Purdue University researchers revealed how a mutation in a protein shuts down a protective function needed to prevent the death of neurons in Parkinson's disease, possibly opening the door to new drug strategies to treat the disorder.
Fred Regnier, the J.H. Law Distinguished Professor of Chemistry, and Jean-Christophe Rochet, an associate professor of medicinal chemistry and molecular pharmacology, led the team that discovered how the protein DJ-1, which plays a significant role in protecting neurons from damage, is shut down by a subtle mutation.
A substitution in one link of the chain of amino acids that makes up the protein renders it unable to be activated to protect neurons from the build up of protein "aggregates," or "clumps," that lead to cell death in those with Parkinson's disease.
"The saying that you are only as strong as your weakest link appears to hold true in the case of the chain of amino acids that make up a protein," Regnier said. "The magnitude of the effect of this subtle change is surprising. It can make the difference between having a disease and being healthy."
According to the Parkinson's Disease Foundation, an estimated 7 million to 10 million people worldwide are living with the disease, which is a neurodegenerative disorder that causes muscular rigidity, slowness of movement, poor balance and tremors. The death of neurons in a region of the brain called the substantia nigra cause the symptoms.
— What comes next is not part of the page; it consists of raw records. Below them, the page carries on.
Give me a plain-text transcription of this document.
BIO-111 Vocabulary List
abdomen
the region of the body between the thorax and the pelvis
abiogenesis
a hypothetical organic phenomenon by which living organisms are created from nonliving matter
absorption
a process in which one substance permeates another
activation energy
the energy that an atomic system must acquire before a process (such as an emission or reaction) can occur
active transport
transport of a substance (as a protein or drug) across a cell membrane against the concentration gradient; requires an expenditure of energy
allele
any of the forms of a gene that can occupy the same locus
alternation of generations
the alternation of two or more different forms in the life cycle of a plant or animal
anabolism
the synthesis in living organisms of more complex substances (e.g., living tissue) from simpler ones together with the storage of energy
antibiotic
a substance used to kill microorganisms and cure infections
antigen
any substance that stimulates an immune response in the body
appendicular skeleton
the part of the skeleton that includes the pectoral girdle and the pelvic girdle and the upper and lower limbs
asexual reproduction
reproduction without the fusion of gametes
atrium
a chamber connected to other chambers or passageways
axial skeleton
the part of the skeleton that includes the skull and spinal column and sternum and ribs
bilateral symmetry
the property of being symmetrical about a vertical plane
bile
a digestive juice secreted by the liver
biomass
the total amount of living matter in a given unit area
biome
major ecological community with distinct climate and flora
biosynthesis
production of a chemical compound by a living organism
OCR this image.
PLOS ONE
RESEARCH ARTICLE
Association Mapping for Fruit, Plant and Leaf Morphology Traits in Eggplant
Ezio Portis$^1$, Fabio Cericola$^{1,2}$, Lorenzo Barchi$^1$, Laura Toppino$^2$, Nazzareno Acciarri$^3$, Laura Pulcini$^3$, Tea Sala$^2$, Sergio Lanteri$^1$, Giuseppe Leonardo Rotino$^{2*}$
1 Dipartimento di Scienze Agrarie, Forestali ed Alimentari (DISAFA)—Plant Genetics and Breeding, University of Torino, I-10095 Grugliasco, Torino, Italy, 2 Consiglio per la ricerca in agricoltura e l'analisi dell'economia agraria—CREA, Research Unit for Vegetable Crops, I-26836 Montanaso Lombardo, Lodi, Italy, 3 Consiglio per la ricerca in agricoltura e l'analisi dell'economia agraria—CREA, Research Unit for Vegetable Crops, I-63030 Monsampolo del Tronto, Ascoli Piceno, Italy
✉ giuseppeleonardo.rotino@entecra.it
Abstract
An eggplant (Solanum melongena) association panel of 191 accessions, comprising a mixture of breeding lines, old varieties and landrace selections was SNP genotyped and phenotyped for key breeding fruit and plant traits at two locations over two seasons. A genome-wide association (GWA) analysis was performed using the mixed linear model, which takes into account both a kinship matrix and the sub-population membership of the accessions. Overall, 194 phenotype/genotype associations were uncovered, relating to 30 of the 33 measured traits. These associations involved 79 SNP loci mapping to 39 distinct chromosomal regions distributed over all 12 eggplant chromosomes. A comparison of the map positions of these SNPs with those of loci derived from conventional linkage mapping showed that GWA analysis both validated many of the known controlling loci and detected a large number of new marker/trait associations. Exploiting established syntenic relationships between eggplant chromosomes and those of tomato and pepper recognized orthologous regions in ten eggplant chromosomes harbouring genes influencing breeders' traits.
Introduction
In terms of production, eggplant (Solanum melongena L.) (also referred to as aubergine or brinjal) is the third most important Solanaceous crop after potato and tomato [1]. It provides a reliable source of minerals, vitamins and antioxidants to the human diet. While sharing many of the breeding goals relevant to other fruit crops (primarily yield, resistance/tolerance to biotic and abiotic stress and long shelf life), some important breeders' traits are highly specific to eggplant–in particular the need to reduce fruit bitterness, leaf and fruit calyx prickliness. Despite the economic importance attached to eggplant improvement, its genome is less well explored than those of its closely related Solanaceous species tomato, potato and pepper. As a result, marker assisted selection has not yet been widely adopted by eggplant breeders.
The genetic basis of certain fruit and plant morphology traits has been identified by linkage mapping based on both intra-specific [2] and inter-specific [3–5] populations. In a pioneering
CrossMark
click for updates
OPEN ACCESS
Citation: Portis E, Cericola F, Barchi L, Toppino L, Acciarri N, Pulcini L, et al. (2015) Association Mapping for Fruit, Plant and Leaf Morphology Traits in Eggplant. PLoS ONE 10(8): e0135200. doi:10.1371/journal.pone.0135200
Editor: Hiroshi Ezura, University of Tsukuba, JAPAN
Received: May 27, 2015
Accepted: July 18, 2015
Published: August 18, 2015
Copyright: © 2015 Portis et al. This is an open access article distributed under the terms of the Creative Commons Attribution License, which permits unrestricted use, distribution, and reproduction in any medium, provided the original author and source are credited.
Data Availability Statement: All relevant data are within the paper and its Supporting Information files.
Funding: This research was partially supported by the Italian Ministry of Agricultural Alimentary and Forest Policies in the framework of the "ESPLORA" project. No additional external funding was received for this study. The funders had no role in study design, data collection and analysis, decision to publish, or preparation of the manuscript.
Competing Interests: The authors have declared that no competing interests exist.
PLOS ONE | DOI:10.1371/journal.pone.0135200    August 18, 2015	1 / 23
The findings of the Purdue-led study could potentially lead to new Parkinson's treatments, Rochet said.
"The current methods of treatment are to add back what the lost cells used to produce, similar to hormone replacement therapies," he said. "Understanding this error in a key protein could help researchers find a way to prevent cell death in the first place. Perhaps a compound could be found that could correct the problem and resurrect the protective function of the protein. Of course interventions would be needed in many places to treat the disease, but this could be one of several places to target for a potential treatment."
When functioning properly, DJ-1 appears to serve as a "chaperone" protein for the neural protein alpha-synuclein, escorting and protecting it as it performs its biological task. Without the help of DJ-1, alpha-synuclein can unfold and expose sticky surfaces that cause it to clump together with other proteins. These clumps are a component of the "Lewy bodies" and other protein deposits that build up in the neurons of Parkinson's disease patients and cause the cells to die, he said.
About 10 years ago it was discovered that people with familial, early-onset Parkinson's disease had a mutation in the gene that encodes DJ-1 that leads to a mutant form of the protein through a substitution in one of the protein's amino acids.
The Purdue-led team developed a new quantitative mass spectrometry approach to evaluate and compare the mutant and normal protein. They discovered that the substitution prevents DJ-1 from undergoing an important chemical reaction in which oxygen is added to a specific site on the protein. This addition of oxygen takes the protein into a two-oxygen form that facilitates its chaperone function.
It had been thought that the amino acid substitution led to an unfolding of the protein, but the team found that it instead slightly alters the structure of the active site pocket, preventing the addition of oxygen at that site.
In addition the team found that the attachment of too much oxygen or an oxygen atom linked at the wrong location also disabled the protein's protective abilities, Rochet said.
"The interaction of this protein with oxygen needs to be very precise," Rochet said. "We need just enough oxygen added at just the right site to activate the protective ability of the protein, but too much oxygen or oxygen added at the wrong location causes real problems."
Because the precise oxidation of the protein may play a significant role in preventing the development of Parkinson's disease, evaluation of the levels of oxidized DJ-1, non-oxidized DJ-1 and over-oxidized DJ-1 could be the starting point of a new diagnosis method, Regnier said.
"Mass spectrometers could be used to find specific forms of DJ-1 and changes in the levels of these different forms could lead to a diagnosis of the disease," he said. "If we could find that a certain form or ratio appears early in disease development, we might be able to catch it and treat it earlier."
The team's findings are detailed in a paper in the February issue of the journal Molecular and Cellular Proteomics. In addition to Regnier and Rochet, paper co-authors include postdoctoral research associate Ashraf G. Madian and graduate student Naomi Diaz-Maldonado of the Purdue Department of Chemistry; graduate students Jagadish Hindupur and Vartika R. Mishra and former graduate student John D. Hulleman of the Purdue Department of Medicinal Chemistry and Molecular Pharmacology; and Emmanuel Guigard and Cyril M. Kay from the Department of Biochemistry at the University of Alberta, Canada.